Tags: Buffalo Sabres Tampa Bay Lightning

  • Sonny Chiba

    A couple/three points, in rebuttal to your article:

    Vincent Lecavalier wore the “C” in 2000-2001 and was then stripped of it by John Tortorella, who named Dave Andreychuck captain. Andreychuk’s tenure (2002-2006) lasted until the first season after the lockout, when he retired.

    The Bolts then named Tim Taylor captain from 2006 through 2008, whereupon (once more) Vinny reclaimed the “C”. So, Lecavalier’s captaincy was not an uninterrupted stretch, from 1999, onward.

    Secondly – and.much to the chagrin of many Lightning fans – Stevie Yzerman traded the overachieving Cory Conacher (and a 2013 4th-round draft pick) to the Ottawa Senators (at the trade deadline) to acquire goalie Ben Bishop.

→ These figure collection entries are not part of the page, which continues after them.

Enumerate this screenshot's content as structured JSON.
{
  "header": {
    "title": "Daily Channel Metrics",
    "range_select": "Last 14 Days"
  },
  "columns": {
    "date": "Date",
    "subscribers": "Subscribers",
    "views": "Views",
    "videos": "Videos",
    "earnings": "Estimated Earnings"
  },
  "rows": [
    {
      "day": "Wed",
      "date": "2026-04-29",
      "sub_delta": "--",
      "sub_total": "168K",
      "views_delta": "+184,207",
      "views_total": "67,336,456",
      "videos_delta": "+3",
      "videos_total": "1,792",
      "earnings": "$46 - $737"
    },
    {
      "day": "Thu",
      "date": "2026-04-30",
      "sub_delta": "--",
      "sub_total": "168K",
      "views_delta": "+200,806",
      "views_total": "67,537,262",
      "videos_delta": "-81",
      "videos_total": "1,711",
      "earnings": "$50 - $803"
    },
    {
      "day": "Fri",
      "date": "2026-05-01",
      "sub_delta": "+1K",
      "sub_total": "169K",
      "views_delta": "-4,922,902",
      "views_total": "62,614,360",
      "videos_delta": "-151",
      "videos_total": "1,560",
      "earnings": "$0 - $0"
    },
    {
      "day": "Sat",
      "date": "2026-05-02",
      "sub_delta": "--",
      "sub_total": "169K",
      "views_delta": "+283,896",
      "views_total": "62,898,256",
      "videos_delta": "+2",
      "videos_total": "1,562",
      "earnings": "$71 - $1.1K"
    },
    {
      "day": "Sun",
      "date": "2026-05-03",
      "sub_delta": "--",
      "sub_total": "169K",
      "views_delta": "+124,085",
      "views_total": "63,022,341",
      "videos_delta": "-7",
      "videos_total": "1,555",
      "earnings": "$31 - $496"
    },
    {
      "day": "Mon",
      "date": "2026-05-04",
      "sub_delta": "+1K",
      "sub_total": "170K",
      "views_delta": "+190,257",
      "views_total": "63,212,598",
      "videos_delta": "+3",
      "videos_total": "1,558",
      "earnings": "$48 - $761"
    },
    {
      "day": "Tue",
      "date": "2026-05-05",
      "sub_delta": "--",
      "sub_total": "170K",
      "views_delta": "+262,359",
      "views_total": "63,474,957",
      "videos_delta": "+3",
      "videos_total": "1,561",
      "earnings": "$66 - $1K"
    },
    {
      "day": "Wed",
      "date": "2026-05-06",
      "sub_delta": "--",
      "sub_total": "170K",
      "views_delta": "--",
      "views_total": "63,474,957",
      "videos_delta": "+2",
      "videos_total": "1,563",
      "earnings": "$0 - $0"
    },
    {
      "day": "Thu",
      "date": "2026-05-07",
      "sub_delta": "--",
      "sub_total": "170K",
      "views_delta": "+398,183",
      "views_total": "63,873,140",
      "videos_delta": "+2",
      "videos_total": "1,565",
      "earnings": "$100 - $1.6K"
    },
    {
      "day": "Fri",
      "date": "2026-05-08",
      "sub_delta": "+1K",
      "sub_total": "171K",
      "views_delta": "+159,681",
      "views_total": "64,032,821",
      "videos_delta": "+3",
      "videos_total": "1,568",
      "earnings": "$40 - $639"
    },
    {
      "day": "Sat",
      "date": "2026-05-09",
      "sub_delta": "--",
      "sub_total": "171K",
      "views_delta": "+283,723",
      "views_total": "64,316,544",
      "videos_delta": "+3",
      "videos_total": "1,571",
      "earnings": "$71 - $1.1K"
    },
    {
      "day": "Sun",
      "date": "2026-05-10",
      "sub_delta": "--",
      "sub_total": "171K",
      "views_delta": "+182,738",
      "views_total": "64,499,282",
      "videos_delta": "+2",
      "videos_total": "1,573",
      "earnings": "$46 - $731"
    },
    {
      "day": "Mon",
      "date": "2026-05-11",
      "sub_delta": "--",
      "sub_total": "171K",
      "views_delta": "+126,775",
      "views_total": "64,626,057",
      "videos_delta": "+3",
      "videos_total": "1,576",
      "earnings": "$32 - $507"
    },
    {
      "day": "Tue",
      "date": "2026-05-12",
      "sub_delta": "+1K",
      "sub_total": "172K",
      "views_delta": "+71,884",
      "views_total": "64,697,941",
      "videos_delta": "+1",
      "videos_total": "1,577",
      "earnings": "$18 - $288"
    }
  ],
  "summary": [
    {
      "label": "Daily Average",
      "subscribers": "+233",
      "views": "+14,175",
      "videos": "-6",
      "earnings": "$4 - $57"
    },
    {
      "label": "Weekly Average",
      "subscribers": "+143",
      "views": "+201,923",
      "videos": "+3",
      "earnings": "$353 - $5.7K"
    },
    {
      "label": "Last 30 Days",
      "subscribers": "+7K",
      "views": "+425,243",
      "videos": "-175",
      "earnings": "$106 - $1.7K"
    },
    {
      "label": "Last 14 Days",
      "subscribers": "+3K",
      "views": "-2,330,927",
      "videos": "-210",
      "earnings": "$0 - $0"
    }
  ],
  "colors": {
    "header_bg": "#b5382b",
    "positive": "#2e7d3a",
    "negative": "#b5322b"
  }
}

So it’s highly unlikely the Sabres will face Conacher when playing against Tampa, this season.

    Furthermore (and not to be argumentative) the current buzz around the Bolts (among fans and in the media) revolves around goaltending (and a porous defense which contributed to the league’s 5th-worst goals-against) and whether Jon Cooper can coax a better two-way game out of a roster that can light the lamp with the league’s best, and yet remain unable to translate that explosiveness (ranked 5th-best) into a post-season berth, because of their tendency to surrender an equal number the other way.

    And, finally, the anticipation surrounding Jonathan Drouin’s upcoming training camp – whether he can make the team immediately, and what his rookie season might see him accomplish, if he does so – will continue to be a prime topic of discussion, leading to puck-drop on opening night; and well beyond.

    To a greater degree, Vinny’s compliance-buyout has become an afterthought to a fanbase that had foreseen and gained an advanced acceptance of such a seeming inevitability (and in some cases even openly called for it) over the past two seasons. Many have understood that his onerous contract was increasingly becoming a handicap to the Lightning’s cap-flexibility and their (future) hopes for a greater competitiveness. Folks have become tired of watching the Bolts lose.

    It’s hasn’t been so much about the loss of Vinny as it has been about “winning” – Winning fixes everything.

    • Melissa Kania

      Yeah, that was a slip-up on my part regarding Conacher. I think I just like to deny that he’s with Ottawa now, haha, so it wasn’t even in my head that he isn’t on Tampa Bay anymore.

      I completely understand the Bolts fans wanting to put the Lecavalier thing in the back of things and move on to other subjects such as goaltending and defense, but for me – it’s still going to be the first thing I think of when I think about the Lightning. I suppose it’s like when Briere/Drury left. It’s been how many years, and yet… people still talk about it.